When building a network, the profiling step can take a lot of time to benchmark different tactics and algorithms on the machine’s hardware configuration. This makes deploying a model to a client’s machine not ideal since our users may have to wait a variable amount of time. Thus:
In general, are there any tips & tricks for speeding up this process?
Is there a reliable way of measuring the progress of the profiling process? One possible route is to inspect the verbose logs and count % of layers completed, but that may not be an accurate measurement.
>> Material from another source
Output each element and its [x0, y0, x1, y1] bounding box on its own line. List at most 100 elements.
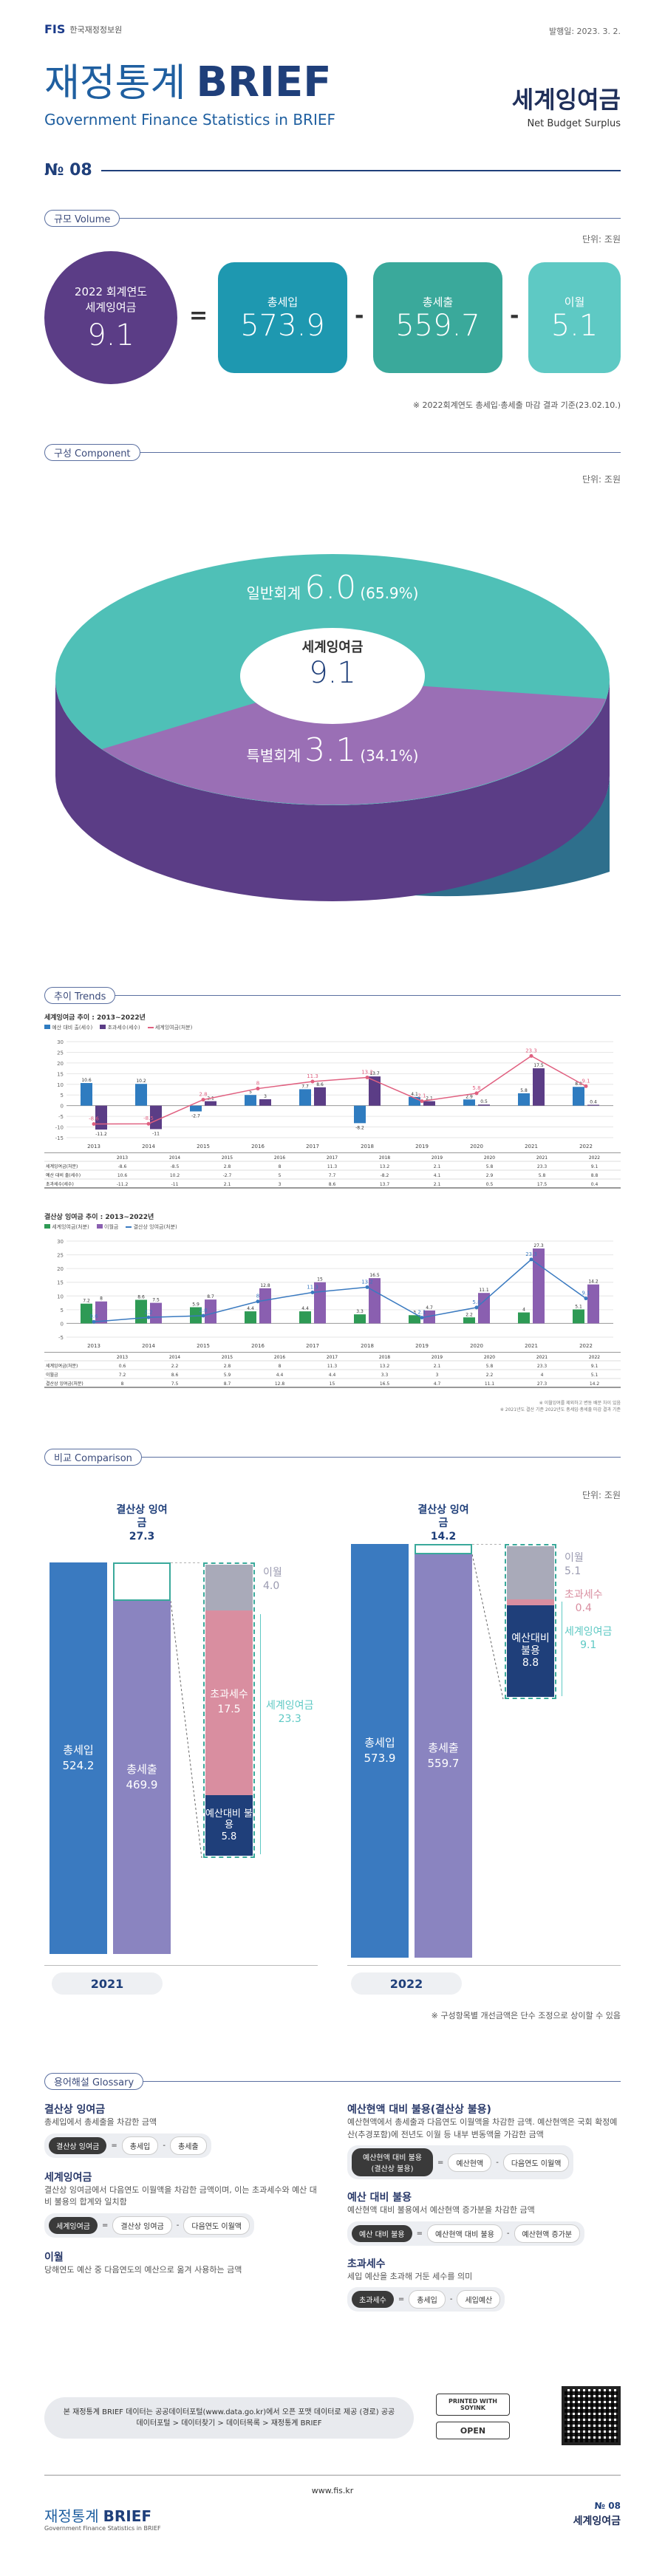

Per the section on compatibility of serialized engines, TensorRT has a way to check if a pre-built model may be compatible with the current hardware. Are these checks available somewhere as a library/API call? We’d like to consider hosting several versions of the model optimized for different setups and use these checks to load the one most likely to be compatible.
Environment
TensorRT Version: 8.2.2.1 GPU Type: Variable Nvidia Driver Version: Variable CUDA Version: 11.6 CUDNN Version: 8 Operating System + Version: Ubuntu 20.04, Windows 10 Python Version (if applicable): TensorFlow Version (if applicable): PyTorch Version (if applicable): Baremetal or Container (if container which image + tag):
Hi, the question is applicable to all models and so I’m looking for solutions/practices that can be applied generally. The profiling performance I’m referring to can be reproduced with trtexec command. If a specific model is still needed, one can e.g. use any of these ResNet ones.
Also, to clarify the question further, it’s not about the inference performance but rather about the time it takes TensorRT to profile a network during the building phase.